I have two parallel inheritance chains:
Vehicle <- Car
<- Truck <- etc.
VehicleXMLFormatter <- CarXMLFormatter
<- TruckXMLFormatter <- etc.
My experience has been that parallel inheritance hierarchies can become a maintenance headache as they grow.
How do I avoid a parallel inheritance hierarchy without breaking the concept of separation of concerns?
i.e. NOT adding toXML(), toSoap(), toYAML() methods to my principal classes.
Why not make IXMLFormatter an interface with toXML(), toSoap(), to YAML() methods and make the Vehicle, Car and Truck all implement that? What is wrong with that approach?
I am thinking of using the Visitor pattern.
public class Car : Vehicle
{
public void Accept( IVehicleFormatter v )
{
v.Visit (this);
}
}
public class Truck : Vehicle
{
public void Accept( IVehicleFormatter v )
{
v.Visit (this);
}
}
public interface IVehicleFormatter
{
public void Visit( Car c );
public void Visit( Truck t );
}
public class VehicleXmlFormatter : IVehicleFormatter
{
}
public class VehicleSoapFormatter : IVehicleFormatter
{
}
With this, you avoid an extra inheritance tree, and keep the formatting logic separated from your Vehicle-classes.
Offcourse, when you create a new vehicle, you'll have to add another method to the Formatter interface (and implement this new method in all the implementations of the formatter interface).
But, I think that this is better then creating a new Vehicle class, and for every IVehicleFormatter you have, create a new class that can handle this new kind of vehicle.
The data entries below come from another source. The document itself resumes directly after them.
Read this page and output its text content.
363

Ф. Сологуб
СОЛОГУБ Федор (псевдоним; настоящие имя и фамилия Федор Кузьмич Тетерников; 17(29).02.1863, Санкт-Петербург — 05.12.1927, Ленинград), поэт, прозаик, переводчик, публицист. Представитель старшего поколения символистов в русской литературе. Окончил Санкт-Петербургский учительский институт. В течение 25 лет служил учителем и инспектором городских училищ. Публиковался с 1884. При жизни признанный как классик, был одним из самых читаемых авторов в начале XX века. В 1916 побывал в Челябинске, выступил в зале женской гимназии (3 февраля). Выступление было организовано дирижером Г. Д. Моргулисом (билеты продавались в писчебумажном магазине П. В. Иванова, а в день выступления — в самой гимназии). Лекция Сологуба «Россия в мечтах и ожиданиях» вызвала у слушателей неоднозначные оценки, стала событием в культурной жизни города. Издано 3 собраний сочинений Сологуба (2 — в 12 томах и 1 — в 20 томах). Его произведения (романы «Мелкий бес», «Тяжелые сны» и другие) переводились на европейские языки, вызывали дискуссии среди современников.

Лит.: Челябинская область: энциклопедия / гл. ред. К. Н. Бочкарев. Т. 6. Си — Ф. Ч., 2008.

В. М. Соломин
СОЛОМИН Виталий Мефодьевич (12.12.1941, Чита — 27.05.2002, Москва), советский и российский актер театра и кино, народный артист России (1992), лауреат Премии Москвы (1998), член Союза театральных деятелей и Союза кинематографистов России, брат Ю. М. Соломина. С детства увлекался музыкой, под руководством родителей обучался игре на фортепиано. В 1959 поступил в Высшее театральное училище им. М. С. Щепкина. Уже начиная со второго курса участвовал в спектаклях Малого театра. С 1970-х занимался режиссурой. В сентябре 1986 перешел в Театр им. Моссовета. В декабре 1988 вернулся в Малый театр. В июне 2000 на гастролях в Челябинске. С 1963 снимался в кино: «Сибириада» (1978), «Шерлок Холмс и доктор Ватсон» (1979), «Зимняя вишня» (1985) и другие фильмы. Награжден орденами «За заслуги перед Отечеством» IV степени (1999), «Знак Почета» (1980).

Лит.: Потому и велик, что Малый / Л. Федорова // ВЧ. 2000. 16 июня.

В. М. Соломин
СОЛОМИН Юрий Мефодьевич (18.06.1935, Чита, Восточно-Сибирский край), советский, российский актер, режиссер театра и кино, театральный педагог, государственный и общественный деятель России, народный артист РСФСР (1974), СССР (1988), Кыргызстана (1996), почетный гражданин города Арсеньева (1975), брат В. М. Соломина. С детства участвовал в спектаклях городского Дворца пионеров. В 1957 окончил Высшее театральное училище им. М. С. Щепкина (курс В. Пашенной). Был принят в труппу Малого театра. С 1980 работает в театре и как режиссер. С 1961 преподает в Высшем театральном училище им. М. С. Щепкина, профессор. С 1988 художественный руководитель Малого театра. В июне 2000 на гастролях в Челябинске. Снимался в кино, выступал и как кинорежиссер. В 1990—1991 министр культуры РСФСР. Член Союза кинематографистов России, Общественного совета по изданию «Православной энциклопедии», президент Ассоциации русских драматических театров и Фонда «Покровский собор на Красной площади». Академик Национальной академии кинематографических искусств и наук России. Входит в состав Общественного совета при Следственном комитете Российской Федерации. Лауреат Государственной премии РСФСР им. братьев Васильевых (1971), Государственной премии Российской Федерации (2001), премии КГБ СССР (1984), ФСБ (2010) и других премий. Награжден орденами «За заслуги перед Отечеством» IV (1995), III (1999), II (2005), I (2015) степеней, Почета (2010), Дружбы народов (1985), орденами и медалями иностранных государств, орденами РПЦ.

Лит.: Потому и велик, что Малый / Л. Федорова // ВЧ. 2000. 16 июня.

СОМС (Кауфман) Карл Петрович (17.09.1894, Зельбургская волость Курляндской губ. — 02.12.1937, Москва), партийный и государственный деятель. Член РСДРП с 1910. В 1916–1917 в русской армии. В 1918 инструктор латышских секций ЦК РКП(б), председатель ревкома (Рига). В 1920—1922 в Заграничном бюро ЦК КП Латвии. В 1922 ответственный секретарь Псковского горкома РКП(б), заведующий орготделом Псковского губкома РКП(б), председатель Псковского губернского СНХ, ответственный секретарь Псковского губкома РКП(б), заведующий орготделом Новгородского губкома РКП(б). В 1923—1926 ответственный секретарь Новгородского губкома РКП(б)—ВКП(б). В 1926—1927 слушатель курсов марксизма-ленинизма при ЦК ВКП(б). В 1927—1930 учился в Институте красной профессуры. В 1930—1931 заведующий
You could try to avoid inheritance for your formatters. Simply make a VehicleXmlFormatter that can deal with Cars, Trucks, ... Reuse should be easy to achieve by chopping up the responsibilities between methods and by figuring out a good dispatch-strategy. Avoid overloading magic; be as specific as possible in naming methods in your formatter (e.g. formatTruck(Truck ...) instead of format(Truck ...)).
Only use Visitor if you need the double dispatch: when you have objects of type Vehicle and you want to format them into XML without knowing the actual concrete type. Visitor itself doesn't solve the base problem of achieving reuse in your formatter, and may introduce extra complexity you may not need. The rules above for reuse by methods (chopping up and dispatch) would apply to your Visitor implementation as well.
Another approach is to adopt a push model rather than a pull model. Typically you need different formatters because you're breaking encapsulation, and have something like:
class TruckXMLFormatter implements VehicleXMLFormatter {
public void format (XMLStream xml, Vehicle vehicle) {
Truck truck = (Truck)vehicle;
xml.beginElement("truck", NS).
attribute("name", truck.getName()).
attribute("cost", truck.getCost()).
endElement();
...
where you're pulling data from the specific type into the formatter.
Instead, create a format-agnostic data sink and invert the flow so the specific type pushes data to the sink
class Truck implements Vehicle {
public DataSink inspect ( DataSink out ) {
if ( out.begin("truck", this) ) {
// begin returns boolean to let the sink ignore this object
// allowing for cyclic graphs.
out.property("name", name).
property("cost", cost).
end(this);
}
return out;
}
...
That means you've still got the data encapsulated, and you're just feeding tagged data to the sink. An XML sink might then ignore certain parts of the data, maybe reorder some of it, and write the XML. It could even delegate to different sink strategy internally. But the sink doesn't necessarily need to care about the type of the vehicle, only how to represent the data in some format. Using interned global IDs rather than inline strings helps keep the computation cost down (only matters if you're writing ASN.1 or other tight formats).